È proprio da questioni interne (come le differenze tra centro e periferia, il ritorno dei regionalismi ma anche l’eterna lotta tra correnti nel Partito conservatore) che nasce la Brexit, più che dal puro euroscetticismo. Ma quel progetto sta svanendo
Colpiscono due cose di questo editoriale: i toni duri, durissimi e il successo che ha riscosso nel mondo conservatore.
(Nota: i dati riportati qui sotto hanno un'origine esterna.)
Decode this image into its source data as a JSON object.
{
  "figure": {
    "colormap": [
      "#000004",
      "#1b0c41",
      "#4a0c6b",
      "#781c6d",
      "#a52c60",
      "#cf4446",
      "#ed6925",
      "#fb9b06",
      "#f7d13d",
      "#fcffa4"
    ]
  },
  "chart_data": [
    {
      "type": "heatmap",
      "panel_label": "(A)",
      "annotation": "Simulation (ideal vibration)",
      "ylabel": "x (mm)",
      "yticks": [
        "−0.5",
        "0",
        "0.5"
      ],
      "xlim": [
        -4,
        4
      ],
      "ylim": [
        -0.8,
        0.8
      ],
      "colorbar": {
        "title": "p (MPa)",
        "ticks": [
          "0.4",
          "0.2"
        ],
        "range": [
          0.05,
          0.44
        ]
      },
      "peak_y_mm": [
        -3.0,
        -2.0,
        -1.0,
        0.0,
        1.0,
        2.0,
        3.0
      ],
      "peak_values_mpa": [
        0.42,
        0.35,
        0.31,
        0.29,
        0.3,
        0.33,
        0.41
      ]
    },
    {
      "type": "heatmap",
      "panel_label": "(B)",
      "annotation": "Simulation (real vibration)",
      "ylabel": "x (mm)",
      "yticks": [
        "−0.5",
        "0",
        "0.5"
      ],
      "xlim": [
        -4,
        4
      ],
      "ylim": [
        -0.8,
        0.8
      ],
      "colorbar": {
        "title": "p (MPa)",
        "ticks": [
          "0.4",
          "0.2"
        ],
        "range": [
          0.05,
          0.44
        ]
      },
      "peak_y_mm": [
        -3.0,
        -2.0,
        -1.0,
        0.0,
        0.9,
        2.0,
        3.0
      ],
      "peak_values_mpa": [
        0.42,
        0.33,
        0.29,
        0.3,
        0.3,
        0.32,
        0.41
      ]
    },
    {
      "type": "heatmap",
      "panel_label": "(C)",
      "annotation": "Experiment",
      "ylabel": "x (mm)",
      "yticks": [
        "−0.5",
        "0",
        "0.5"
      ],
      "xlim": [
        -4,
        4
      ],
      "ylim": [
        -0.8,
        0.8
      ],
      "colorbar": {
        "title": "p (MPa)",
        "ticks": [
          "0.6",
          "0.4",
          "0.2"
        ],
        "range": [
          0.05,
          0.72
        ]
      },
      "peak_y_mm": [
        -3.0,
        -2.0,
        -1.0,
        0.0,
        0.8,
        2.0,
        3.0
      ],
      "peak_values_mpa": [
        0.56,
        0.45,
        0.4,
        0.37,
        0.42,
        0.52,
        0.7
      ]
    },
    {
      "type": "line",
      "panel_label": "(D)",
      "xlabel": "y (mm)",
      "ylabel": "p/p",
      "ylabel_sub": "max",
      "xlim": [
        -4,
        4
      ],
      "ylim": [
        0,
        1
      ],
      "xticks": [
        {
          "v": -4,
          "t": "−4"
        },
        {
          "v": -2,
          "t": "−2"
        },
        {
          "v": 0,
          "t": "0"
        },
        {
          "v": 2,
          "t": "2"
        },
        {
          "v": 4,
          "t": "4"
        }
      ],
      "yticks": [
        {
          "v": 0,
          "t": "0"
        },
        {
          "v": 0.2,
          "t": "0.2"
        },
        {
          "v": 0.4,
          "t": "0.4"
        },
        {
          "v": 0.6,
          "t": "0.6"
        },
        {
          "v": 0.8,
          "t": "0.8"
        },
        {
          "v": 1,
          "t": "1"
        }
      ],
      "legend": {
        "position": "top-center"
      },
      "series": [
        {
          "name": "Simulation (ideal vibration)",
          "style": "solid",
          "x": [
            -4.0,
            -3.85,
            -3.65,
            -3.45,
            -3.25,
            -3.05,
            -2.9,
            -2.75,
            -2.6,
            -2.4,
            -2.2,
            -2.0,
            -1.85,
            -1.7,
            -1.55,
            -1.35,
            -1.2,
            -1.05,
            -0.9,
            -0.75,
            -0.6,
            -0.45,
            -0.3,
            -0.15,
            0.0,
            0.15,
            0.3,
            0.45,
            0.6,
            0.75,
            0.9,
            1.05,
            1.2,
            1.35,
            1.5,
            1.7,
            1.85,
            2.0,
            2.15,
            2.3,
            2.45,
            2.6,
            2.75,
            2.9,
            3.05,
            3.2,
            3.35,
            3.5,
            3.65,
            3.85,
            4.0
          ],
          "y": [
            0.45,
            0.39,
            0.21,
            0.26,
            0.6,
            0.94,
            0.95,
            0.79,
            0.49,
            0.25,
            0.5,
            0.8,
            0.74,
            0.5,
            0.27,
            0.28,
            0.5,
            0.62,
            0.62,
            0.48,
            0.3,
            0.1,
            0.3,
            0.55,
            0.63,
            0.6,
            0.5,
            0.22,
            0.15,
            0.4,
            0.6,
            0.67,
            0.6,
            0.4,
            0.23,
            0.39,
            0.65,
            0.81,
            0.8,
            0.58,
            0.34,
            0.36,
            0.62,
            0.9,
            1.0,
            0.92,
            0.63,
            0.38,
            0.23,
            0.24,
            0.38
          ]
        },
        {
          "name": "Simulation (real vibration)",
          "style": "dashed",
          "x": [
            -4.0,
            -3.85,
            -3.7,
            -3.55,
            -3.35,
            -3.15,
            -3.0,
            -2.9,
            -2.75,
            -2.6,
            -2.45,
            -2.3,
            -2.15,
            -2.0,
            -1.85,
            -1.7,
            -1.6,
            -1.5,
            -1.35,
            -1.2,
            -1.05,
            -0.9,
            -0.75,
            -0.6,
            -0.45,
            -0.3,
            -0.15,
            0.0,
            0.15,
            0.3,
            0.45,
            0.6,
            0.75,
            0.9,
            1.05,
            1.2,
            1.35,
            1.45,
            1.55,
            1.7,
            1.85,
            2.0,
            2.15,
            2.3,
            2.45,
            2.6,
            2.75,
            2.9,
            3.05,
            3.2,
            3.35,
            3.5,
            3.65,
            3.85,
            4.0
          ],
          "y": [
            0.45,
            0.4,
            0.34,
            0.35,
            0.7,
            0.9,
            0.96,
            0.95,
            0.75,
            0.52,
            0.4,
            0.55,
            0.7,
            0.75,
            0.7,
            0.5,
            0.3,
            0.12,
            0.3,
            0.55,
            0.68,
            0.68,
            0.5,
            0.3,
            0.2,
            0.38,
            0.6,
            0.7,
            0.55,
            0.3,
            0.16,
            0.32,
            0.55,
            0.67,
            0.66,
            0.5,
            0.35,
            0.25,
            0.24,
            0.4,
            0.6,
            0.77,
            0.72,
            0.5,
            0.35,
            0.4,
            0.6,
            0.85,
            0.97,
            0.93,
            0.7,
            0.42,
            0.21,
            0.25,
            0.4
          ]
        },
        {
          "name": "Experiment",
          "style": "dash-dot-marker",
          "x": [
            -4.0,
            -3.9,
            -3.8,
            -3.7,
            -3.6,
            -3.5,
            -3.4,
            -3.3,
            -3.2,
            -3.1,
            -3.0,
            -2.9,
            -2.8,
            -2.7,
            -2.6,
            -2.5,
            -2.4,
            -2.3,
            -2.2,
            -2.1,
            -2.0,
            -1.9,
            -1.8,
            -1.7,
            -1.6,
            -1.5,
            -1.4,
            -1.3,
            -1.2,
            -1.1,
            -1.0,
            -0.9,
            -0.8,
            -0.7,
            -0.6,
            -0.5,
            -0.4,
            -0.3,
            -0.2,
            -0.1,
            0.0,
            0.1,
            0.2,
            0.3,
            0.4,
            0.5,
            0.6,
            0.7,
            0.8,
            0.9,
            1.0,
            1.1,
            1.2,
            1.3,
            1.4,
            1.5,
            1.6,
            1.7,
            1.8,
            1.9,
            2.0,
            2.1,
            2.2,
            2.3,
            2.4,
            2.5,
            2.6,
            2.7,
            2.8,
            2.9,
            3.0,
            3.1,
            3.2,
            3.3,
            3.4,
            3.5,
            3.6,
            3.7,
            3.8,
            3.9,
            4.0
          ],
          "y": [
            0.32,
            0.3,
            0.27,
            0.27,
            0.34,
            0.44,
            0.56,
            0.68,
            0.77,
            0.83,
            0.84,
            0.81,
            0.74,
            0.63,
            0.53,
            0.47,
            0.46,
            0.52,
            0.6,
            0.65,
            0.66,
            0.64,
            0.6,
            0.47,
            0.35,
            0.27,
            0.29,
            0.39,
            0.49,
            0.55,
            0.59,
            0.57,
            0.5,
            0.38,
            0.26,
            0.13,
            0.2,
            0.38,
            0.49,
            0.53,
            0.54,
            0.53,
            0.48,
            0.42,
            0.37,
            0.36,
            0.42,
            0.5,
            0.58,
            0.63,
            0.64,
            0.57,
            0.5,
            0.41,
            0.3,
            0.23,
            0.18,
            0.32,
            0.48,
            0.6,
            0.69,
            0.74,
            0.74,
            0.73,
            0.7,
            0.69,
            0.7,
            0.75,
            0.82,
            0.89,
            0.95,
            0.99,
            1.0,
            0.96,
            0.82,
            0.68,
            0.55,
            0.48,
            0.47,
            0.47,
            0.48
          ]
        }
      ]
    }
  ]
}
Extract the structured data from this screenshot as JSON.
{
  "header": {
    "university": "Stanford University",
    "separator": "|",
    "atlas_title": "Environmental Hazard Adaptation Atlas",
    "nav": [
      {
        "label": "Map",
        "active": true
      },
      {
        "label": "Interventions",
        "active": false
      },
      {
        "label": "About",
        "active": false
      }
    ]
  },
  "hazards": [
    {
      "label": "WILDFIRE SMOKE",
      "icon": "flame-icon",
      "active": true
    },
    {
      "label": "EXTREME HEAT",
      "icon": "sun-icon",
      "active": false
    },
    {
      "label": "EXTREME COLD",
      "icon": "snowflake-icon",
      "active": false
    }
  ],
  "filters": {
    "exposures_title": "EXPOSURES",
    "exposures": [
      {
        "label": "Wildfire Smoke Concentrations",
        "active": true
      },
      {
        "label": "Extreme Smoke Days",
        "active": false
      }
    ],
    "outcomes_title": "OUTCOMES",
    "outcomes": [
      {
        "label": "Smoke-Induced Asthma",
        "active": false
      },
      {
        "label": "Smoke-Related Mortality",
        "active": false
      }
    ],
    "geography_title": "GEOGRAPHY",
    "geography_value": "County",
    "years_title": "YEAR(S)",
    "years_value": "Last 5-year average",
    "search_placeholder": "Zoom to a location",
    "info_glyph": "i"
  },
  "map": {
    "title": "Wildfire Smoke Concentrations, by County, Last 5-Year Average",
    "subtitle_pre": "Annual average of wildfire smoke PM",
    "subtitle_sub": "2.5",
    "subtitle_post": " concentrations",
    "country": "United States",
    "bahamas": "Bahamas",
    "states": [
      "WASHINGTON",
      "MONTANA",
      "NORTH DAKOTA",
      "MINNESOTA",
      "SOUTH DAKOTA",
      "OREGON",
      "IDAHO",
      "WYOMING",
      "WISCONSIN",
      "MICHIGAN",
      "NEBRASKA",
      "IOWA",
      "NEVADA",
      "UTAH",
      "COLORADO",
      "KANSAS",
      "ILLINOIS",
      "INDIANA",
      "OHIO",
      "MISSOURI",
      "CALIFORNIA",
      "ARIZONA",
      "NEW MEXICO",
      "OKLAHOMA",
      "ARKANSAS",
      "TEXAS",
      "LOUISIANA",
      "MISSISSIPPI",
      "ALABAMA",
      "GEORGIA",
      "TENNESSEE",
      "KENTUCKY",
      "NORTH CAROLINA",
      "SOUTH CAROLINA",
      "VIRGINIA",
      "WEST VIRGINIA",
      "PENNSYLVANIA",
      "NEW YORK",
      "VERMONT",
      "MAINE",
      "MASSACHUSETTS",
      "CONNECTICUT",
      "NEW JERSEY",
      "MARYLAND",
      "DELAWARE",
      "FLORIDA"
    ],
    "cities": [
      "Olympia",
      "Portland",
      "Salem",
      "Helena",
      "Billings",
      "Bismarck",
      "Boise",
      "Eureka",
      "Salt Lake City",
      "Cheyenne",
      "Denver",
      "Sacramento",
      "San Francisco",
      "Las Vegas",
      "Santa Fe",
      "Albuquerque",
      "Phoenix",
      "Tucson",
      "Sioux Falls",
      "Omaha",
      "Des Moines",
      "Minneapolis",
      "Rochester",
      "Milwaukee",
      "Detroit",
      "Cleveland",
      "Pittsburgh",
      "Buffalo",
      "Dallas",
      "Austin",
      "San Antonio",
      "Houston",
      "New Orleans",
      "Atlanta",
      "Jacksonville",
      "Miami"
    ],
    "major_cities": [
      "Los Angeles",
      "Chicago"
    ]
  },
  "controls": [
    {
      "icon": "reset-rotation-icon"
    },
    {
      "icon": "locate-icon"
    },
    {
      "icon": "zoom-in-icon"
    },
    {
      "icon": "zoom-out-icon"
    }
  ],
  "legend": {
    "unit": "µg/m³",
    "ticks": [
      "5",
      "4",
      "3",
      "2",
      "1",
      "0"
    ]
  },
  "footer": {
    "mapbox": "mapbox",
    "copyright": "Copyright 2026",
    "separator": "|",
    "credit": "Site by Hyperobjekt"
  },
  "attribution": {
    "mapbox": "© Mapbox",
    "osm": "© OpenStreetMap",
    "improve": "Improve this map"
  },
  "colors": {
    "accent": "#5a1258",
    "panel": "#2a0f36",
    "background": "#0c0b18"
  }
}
Lo stesso che prima, quando c’era Theresa May, per prendere in mano il dossier Brexit soffiava sul fuoco del Dup e sulla volontà dei nordirlandesi a non essere trattati da britannici di serie B (quindi con un regime post Brexit diverso dal resto del Regno).
Johnson e i suoi avevano promesso il ritorno dell’impero, un’immagine forte per dare un nuovo patriottismo ai cittadini e distrarli da difficoltà del Paese come le disuguaglianze e, per fare solo un esempio, un sistema sanitario nazionale al collasso. È proprio da questioni interne (come le differenze tra centro e periferia, il ritorno dei regionalismi ma anche l’eterna lotta tra correnti nel Partito conservatore) che nasce la Brexit, più che dal puro euroscetticismo. Ma quel progetto sta svanendo. In Scozia è tornato a farsi sentire il fronte per l’indipendenza, il Galles è rientrato pienamente nell’orbita laburista dopo un timido avvicinamento alla destra e ora tocca all’Irlanda del Nord. Johnson non può permettersi di non avere un accordo il prossimo 31 ottobre: gli ultimi sondaggi dicono che potrebbe perdere la maggioranza alle prossime elezioni in caso di «no deal» o di nuovo rinvio. Così i suoi hanno deciso di picconare l’Irlanda del Nord. Ma facendo questo non soltanto hanno sepolto i sogni neoimperialistici, tradito l’alleato e messo già a rischio l’eventuale passaggio parlamentare dell’accordo. Hanno anche tradito il nome completo del loro partito: Partito conservatore e unionista.